Oí lamentos que salían del interior del apartamento. Se abrió una puerta cercana. Por ella salió Paris, el recadero. Cuando nos vio, se llevó la mano a la boca repentinamente; sus hinchados ojos mostraban los estragos de la histeria y la aflicción. Me separé de Tiberio; quería entrar en la habitación de la que acababan de salir los dos hombres. Escorpio alargó la mano y la aplastó contra mí, obligándome a detenerme.

—¡Hablad! —ordenó Tiberio con voz cortante. Me agarró los brazos desde atrás, reteniéndome. Escorpio apartó la mano.

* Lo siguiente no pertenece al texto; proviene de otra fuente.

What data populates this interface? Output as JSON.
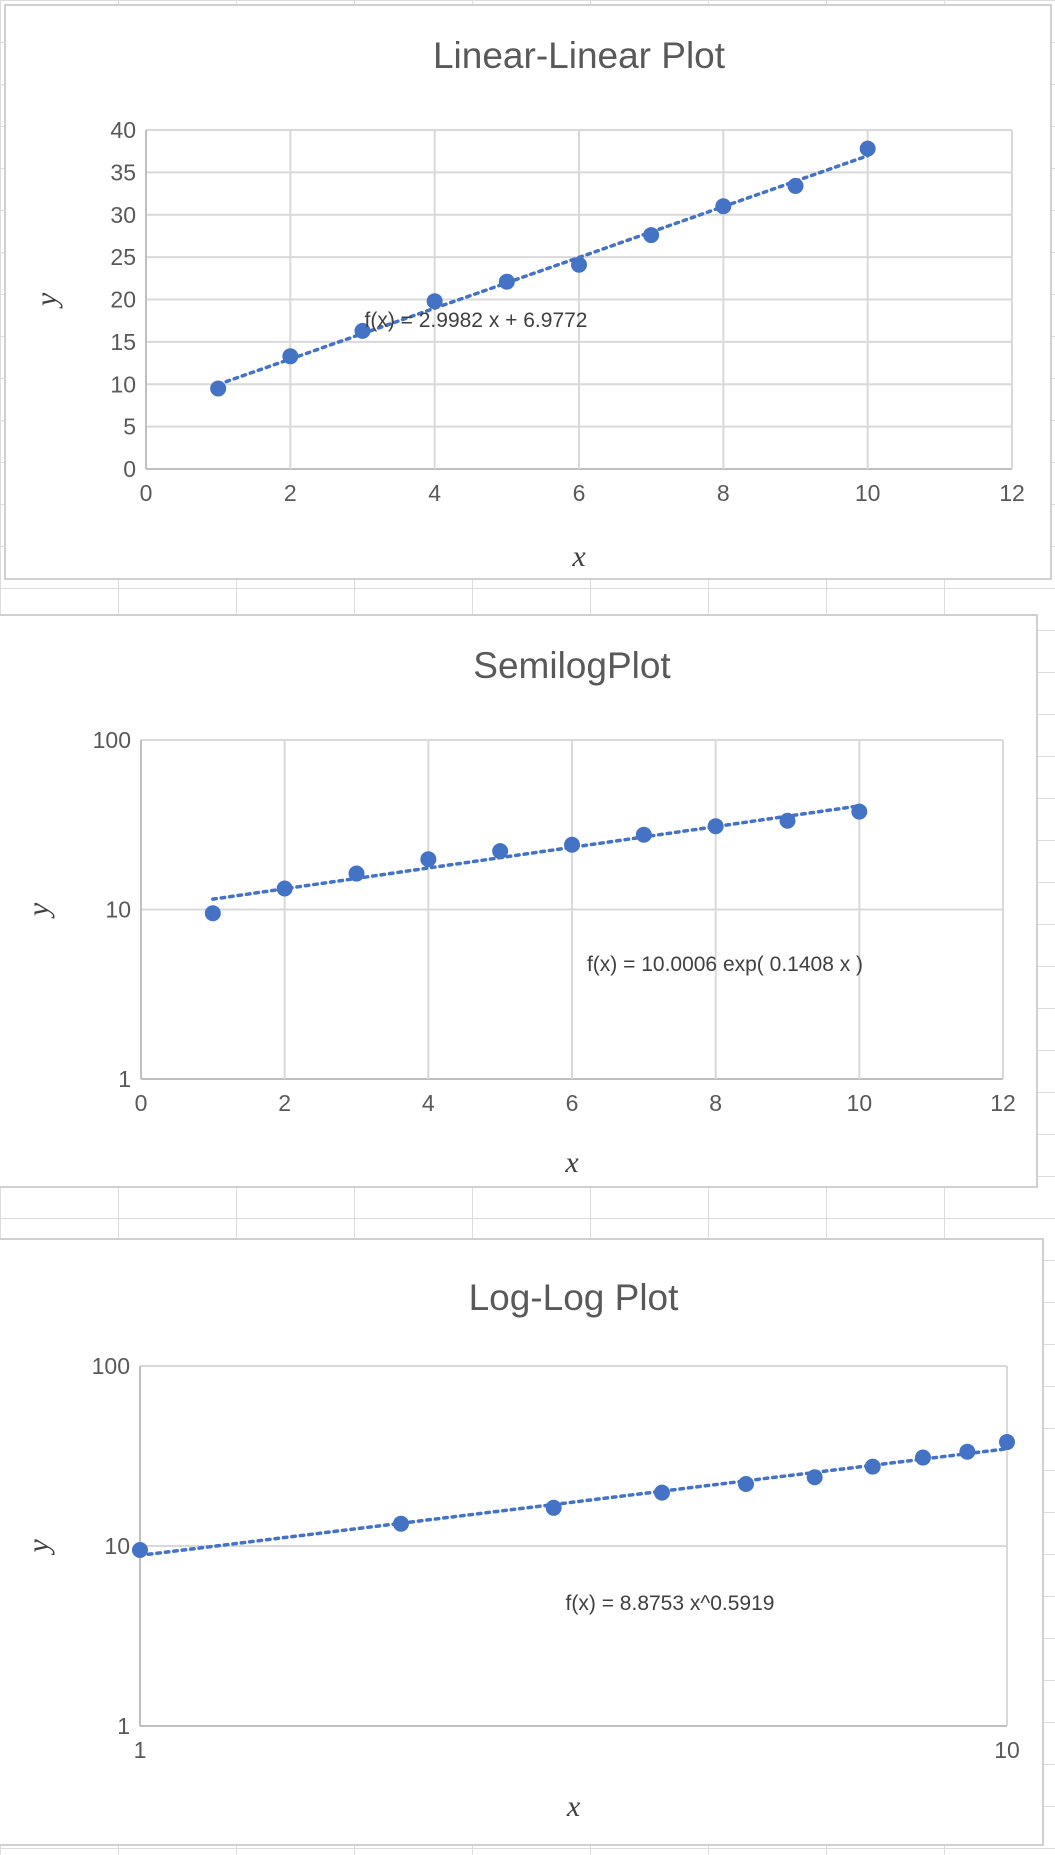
{
  "colors": {
    "marker": "#4472C4",
    "grid": "#d9d9d9",
    "text": "#595959"
  },
  "chart_data": [
    {
      "type": "scatter",
      "title": "Linear-Linear Plot",
      "xlabel": "x",
      "ylabel": "y",
      "xscale": "linear",
      "yscale": "linear",
      "xlim": [
        0,
        12
      ],
      "ylim": [
        0,
        40
      ],
      "xticks": [
        "0",
        "2",
        "4",
        "6",
        "8",
        "10",
        "12"
      ],
      "yticks": [
        "0",
        "5",
        "10",
        "15",
        "20",
        "25",
        "30",
        "35",
        "40"
      ],
      "x": [
        1,
        2,
        3,
        4,
        5,
        6,
        7,
        8,
        9,
        10
      ],
      "y": [
        9.5,
        13.3,
        16.3,
        19.8,
        22.1,
        24.1,
        27.6,
        31.0,
        33.4,
        37.8
      ],
      "trendline": {
        "kind": "linear",
        "a": 2.9982,
        "b": 6.9772,
        "label": "f(x) = 2.9982 x + 6.9772"
      },
      "grid": true
    },
    {
      "type": "scatter",
      "title": "SemilogPlot",
      "xlabel": "x",
      "ylabel": "y",
      "xscale": "linear",
      "yscale": "log",
      "xlim": [
        0,
        12
      ],
      "ylim": [
        1,
        100
      ],
      "xticks": [
        "0",
        "2",
        "4",
        "6",
        "8",
        "10",
        "12"
      ],
      "yticks": [
        "1",
        "10",
        "100"
      ],
      "x": [
        1,
        2,
        3,
        4,
        5,
        6,
        7,
        8,
        9,
        10
      ],
      "y": [
        9.5,
        13.3,
        16.3,
        19.8,
        22.1,
        24.1,
        27.6,
        31.0,
        33.4,
        37.8
      ],
      "trendline": {
        "kind": "exp",
        "a": 10.0006,
        "b": 0.1408,
        "label": "f(x) = 10.0006 exp( 0.1408 x )"
      },
      "grid": true
    },
    {
      "type": "scatter",
      "title": "Log-Log Plot",
      "xlabel": "x",
      "ylabel": "y",
      "xscale": "log",
      "yscale": "log",
      "xlim": [
        1,
        10
      ],
      "ylim": [
        1,
        100
      ],
      "xticks": [
        "1",
        "10"
      ],
      "yticks": [
        "1",
        "10",
        "100"
      ],
      "x": [
        1,
        2,
        3,
        4,
        5,
        6,
        7,
        8,
        9,
        10
      ],
      "y": [
        9.5,
        13.3,
        16.3,
        19.8,
        22.1,
        24.1,
        27.6,
        31.0,
        33.4,
        37.8
      ],
      "trendline": {
        "kind": "power",
        "a": 8.8753,
        "b": 0.5919,
        "label": "f(x) = 8.8753 x^0.5919"
      },
      "grid": true
    }
  ]
}
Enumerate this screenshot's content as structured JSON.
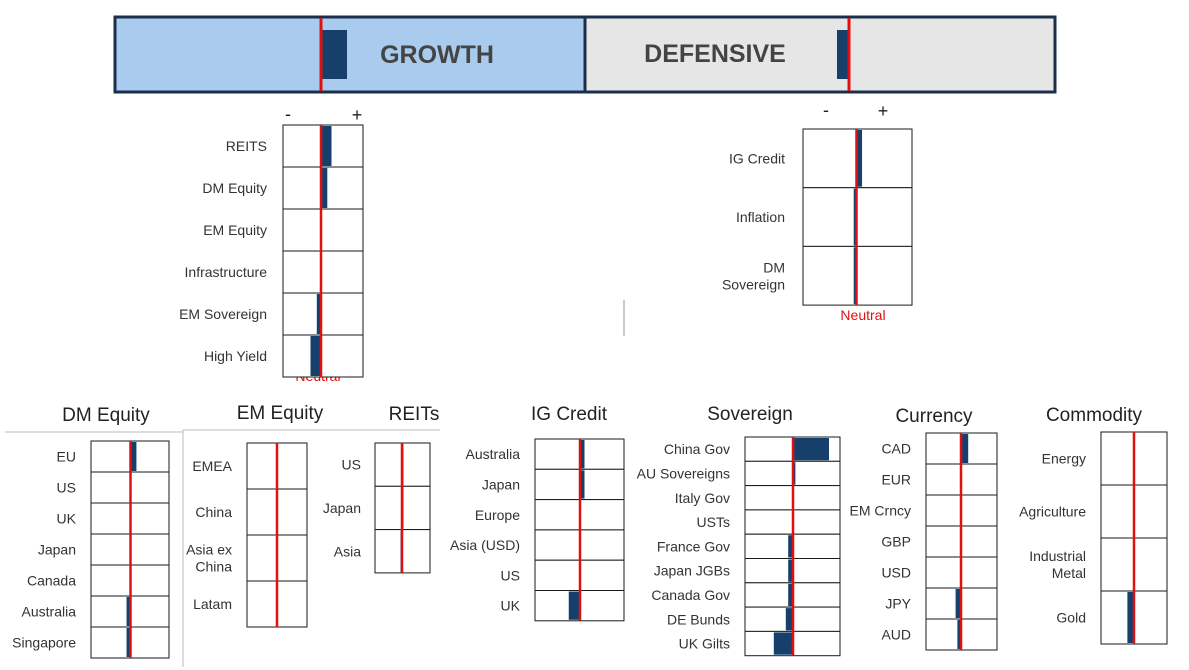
{
  "colors": {
    "growth_fill": "#a9cbee",
    "defensive_fill": "#e6e6e6",
    "border": "#1b2f4a",
    "bar": "#16406b",
    "neutral_line": "#e01010",
    "cell_border": "#1a1a1a"
  },
  "scale_labels": {
    "minus": "-",
    "plus": "+",
    "neutral": "Neutral"
  },
  "chart_data": {
    "type": "bar",
    "banner": {
      "growth": {
        "label": "GROWTH",
        "value": 0.65
      },
      "defensive": {
        "label": "DEFENSIVE",
        "value": -0.3
      }
    },
    "panels": [
      {
        "id": "growth",
        "title": "",
        "categories": [
          "REITS",
          "DM Equity",
          "EM Equity",
          "Infrastructure",
          "EM Sovereign",
          "High Yield"
        ],
        "values": [
          0.25,
          0.15,
          0,
          0,
          -0.1,
          -0.25
        ]
      },
      {
        "id": "defensive",
        "title": "",
        "categories": [
          "IG Credit",
          "Inflation",
          "DM|Sovereign"
        ],
        "values": [
          0.1,
          -0.05,
          -0.05
        ]
      },
      {
        "id": "dm-equity",
        "title": "DM Equity",
        "categories": [
          "EU",
          "US",
          "UK",
          "Japan",
          "Canada",
          "Australia",
          "Singapore"
        ],
        "values": [
          0.15,
          0,
          0,
          0,
          0,
          -0.1,
          -0.1
        ]
      },
      {
        "id": "em-equity",
        "title": "EM Equity",
        "categories": [
          "EMEA",
          "China",
          "Asia ex|China",
          "Latam"
        ],
        "values": [
          0,
          0,
          0,
          0
        ]
      },
      {
        "id": "reits",
        "title": "REITs",
        "categories": [
          "US",
          "Japan",
          "Asia"
        ],
        "values": [
          0.05,
          0.05,
          -0.05
        ]
      },
      {
        "id": "ig-credit",
        "title": "IG Credit",
        "categories": [
          "Australia",
          "Japan",
          "Europe",
          "Asia (USD)",
          "US",
          "UK"
        ],
        "values": [
          0.1,
          0.1,
          0,
          0,
          0,
          -0.25
        ]
      },
      {
        "id": "sovereign",
        "title": "Sovereign",
        "categories": [
          "China Gov",
          "AU Sovereigns",
          "Italy Gov",
          "USTs",
          "France Gov",
          "Japan JGBs",
          "Canada Gov",
          "DE Bunds",
          "UK Gilts"
        ],
        "values": [
          0.75,
          0.05,
          0,
          0,
          -0.1,
          -0.1,
          -0.1,
          -0.15,
          -0.4
        ]
      },
      {
        "id": "currency",
        "title": "Currency",
        "categories": [
          "CAD",
          "EUR",
          "EM Crncy",
          "GBP",
          "USD",
          "JPY",
          "AUD"
        ],
        "values": [
          0.2,
          0,
          0,
          0,
          0,
          -0.15,
          -0.1
        ]
      },
      {
        "id": "commodity",
        "title": "Commodity",
        "categories": [
          "Energy",
          "Agriculture",
          "Industrial|Metal",
          "Gold"
        ],
        "values": [
          0,
          0,
          0,
          -0.2
        ]
      }
    ]
  }
}
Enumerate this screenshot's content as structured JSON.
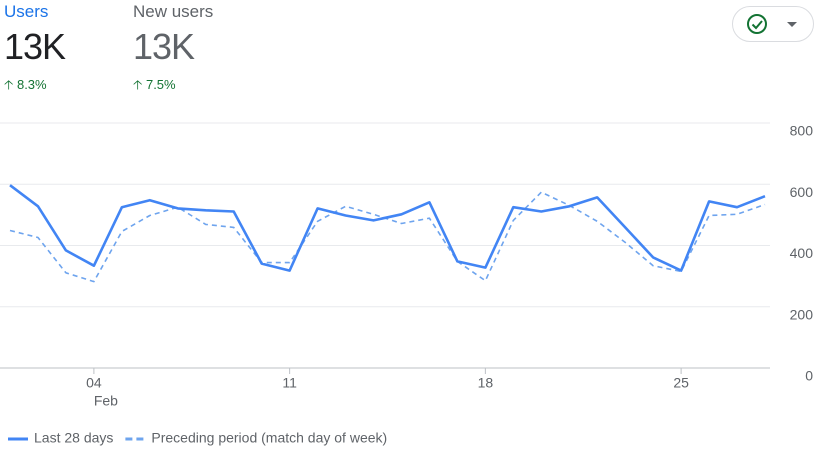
{
  "metrics": [
    {
      "label": "Users",
      "value": "13K",
      "change": "8.3%"
    },
    {
      "label": "New users",
      "value": "13K",
      "change": "7.5%"
    }
  ],
  "chart_data": {
    "type": "line",
    "categories": [
      null,
      null,
      null,
      "04",
      null,
      null,
      null,
      null,
      null,
      null,
      "11",
      null,
      null,
      null,
      null,
      null,
      null,
      "18",
      null,
      null,
      null,
      null,
      null,
      null,
      "25",
      null,
      null,
      null
    ],
    "month_label": "Feb",
    "series": [
      {
        "name": "Last 28 days",
        "color": "#4285f4",
        "dashed": false,
        "values": [
          597,
          528,
          384,
          334,
          525,
          548,
          521,
          515,
          511,
          341,
          318,
          521,
          498,
          482,
          502,
          541,
          348,
          328,
          525,
          511,
          528,
          557,
          459,
          361,
          318,
          544,
          525,
          561
        ]
      },
      {
        "name": "Preceding period (match day of week)",
        "color": "#6ea4ee",
        "dashed": true,
        "values": [
          449,
          426,
          311,
          282,
          446,
          498,
          525,
          469,
          459,
          344,
          344,
          479,
          528,
          502,
          472,
          489,
          348,
          285,
          482,
          574,
          531,
          479,
          410,
          334,
          315,
          498,
          502,
          534
        ]
      }
    ],
    "ylim": [
      0,
      800
    ],
    "yticks": [
      0,
      200,
      400,
      600,
      800
    ],
    "grid": true
  }
}
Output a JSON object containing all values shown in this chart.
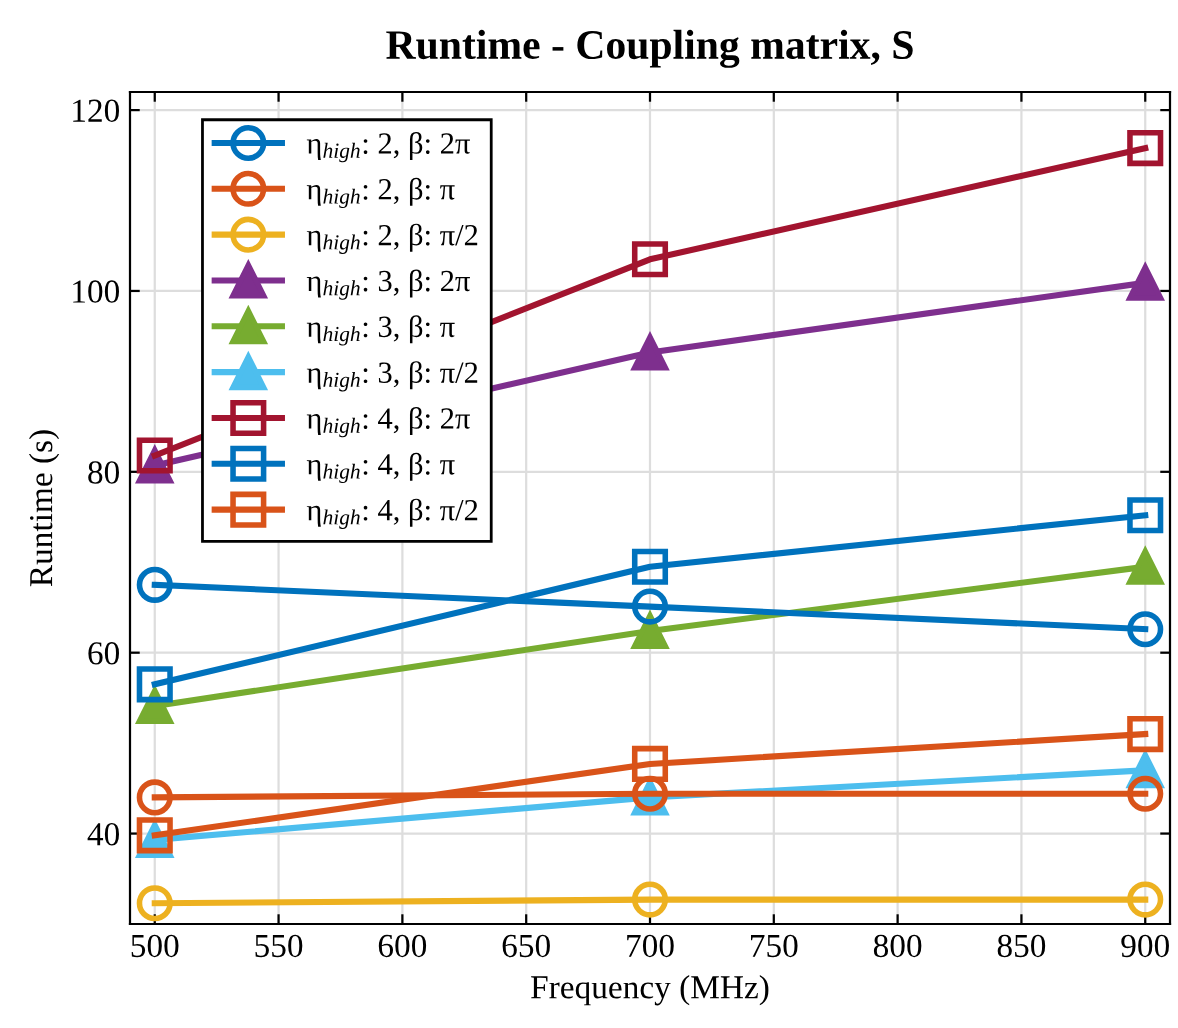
{
  "chart_data": {
    "type": "line",
    "title": "Runtime - Coupling matrix, S",
    "xlabel": "Frequency (MHz)",
    "ylabel": "Runtime (s)",
    "x": [
      500,
      700,
      900
    ],
    "xlim": [
      490,
      910
    ],
    "xticks": [
      500,
      550,
      600,
      650,
      700,
      750,
      800,
      850,
      900
    ],
    "ylim": [
      30,
      122
    ],
    "yticks": [
      40,
      60,
      80,
      100,
      120
    ],
    "grid": true,
    "legend": "top left",
    "line_style": "solid",
    "series": [
      {
        "name": "η$_{high}$: 2, β: 2π",
        "color": "#0072bd",
        "marker": "circle",
        "values": [
          67.5,
          65.1,
          62.6
        ]
      },
      {
        "name": "η$_{high}$: 2, β: π",
        "color": "#d95319",
        "marker": "circle",
        "values": [
          44.0,
          44.4,
          44.4
        ]
      },
      {
        "name": "η$_{high}$: 2, β: π/2",
        "color": "#edb120",
        "marker": "circle",
        "values": [
          32.3,
          32.7,
          32.7
        ]
      },
      {
        "name": "η$_{high}$: 3, β: 2π",
        "color": "#7e2f8e",
        "marker": "triangle",
        "values": [
          80.7,
          93.2,
          100.9
        ]
      },
      {
        "name": "η$_{high}$: 3, β: π",
        "color": "#77ac30",
        "marker": "triangle",
        "values": [
          54.1,
          62.4,
          69.5
        ]
      },
      {
        "name": "η$_{high}$: 3, β: π/2",
        "color": "#4dbeee",
        "marker": "triangle",
        "values": [
          39.3,
          44.0,
          47.0
        ]
      },
      {
        "name": "η$_{high}$: 4, β: 2π",
        "color": "#a2142f",
        "marker": "square",
        "values": [
          81.8,
          103.5,
          115.8
        ]
      },
      {
        "name": "η$_{high}$: 4, β: π",
        "color": "#0072bd",
        "marker": "square",
        "values": [
          56.5,
          69.5,
          75.2
        ]
      },
      {
        "name": "η$_{high}$: 4, β: π/2",
        "color": "#d95319",
        "marker": "square",
        "values": [
          39.8,
          47.7,
          51.0
        ]
      }
    ]
  }
}
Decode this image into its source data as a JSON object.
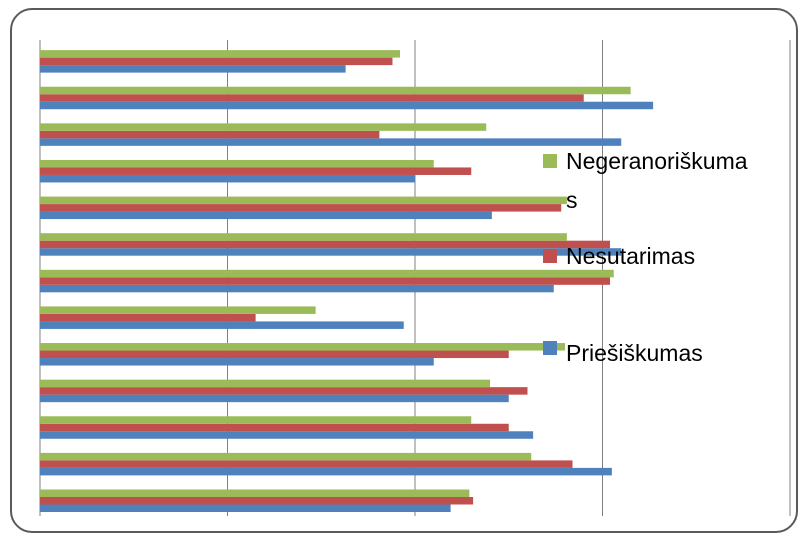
{
  "chart_data": {
    "type": "bar",
    "orientation": "horizontal",
    "categories": [
      "",
      "",
      "",
      "",
      "",
      "",
      "",
      "",
      "",
      "",
      "",
      "",
      ""
    ],
    "xlim": [
      0,
      4
    ],
    "grid": true,
    "legend_position": "right",
    "series": [
      {
        "name": "Priešiškumas",
        "color": "#4f81bd",
        "values": [
          2.19,
          3.05,
          2.63,
          2.5,
          2.1,
          1.94,
          2.74,
          3.1,
          2.41,
          2.0,
          3.1,
          3.27,
          1.63
        ]
      },
      {
        "name": "Nesutarimas",
        "color": "#c0504d",
        "values": [
          2.31,
          2.84,
          2.5,
          2.6,
          2.5,
          1.15,
          3.04,
          3.04,
          2.78,
          2.3,
          1.81,
          2.9,
          1.88
        ]
      },
      {
        "name": "Negeranoriškuma s",
        "color": "#9bbb59",
        "values": [
          2.29,
          2.62,
          2.3,
          2.4,
          2.8,
          1.47,
          3.06,
          2.81,
          2.81,
          2.1,
          2.38,
          3.15,
          1.92
        ]
      }
    ]
  },
  "legend": {
    "item1_line1": "Negeranoriškuma",
    "item1_line2": "s",
    "item2": "Nesutarimas",
    "item3": "Priešiškumas"
  }
}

—Se ha producido un incidente. —El que hablaba era Escorpio.

—¿Qué incidente?

—Puedes verlo tú mismo, señor. Si lo deseas. —El desconocido se expresaba con respeto, pero su actitud era la de quien está al mando.

—¿Quién eres tú?

—Julio Caro. En misión especial.

—¿De qué unidad?

—Los Castra. Los Castra Peregrina. —El campamento de los extranjeros. Tropas que Domiciano había traído a Roma para que nos vigilaran a todos los demás. Lo llamaría vigilancia secreta, pero Domiciano nunca lo había ocultado. Quería que sintiéramos miedo.

—¿Con qué propósito?

—Confidencial.

—¡Será mejor que me lo cuentes! —Tiberio sabía ser contundente.

—Operación Fénix.

—¿Qué demonios es eso?

—La continuación de la Operación Rey de los Bandidos. Una nueva iniciativa ordenada por el Emperador. Respondo directamente ante Domiciano. Al parecer van a necesitarme.

—¿Por qué?

Sin esperar respuesta, Tiberio aflojó la presión con que me sujetaba y entramos juntos en la habitación. Allí vimos por qué. Jucundo, el más encantador, bueno y feliz de los hombres, había sido asesinado.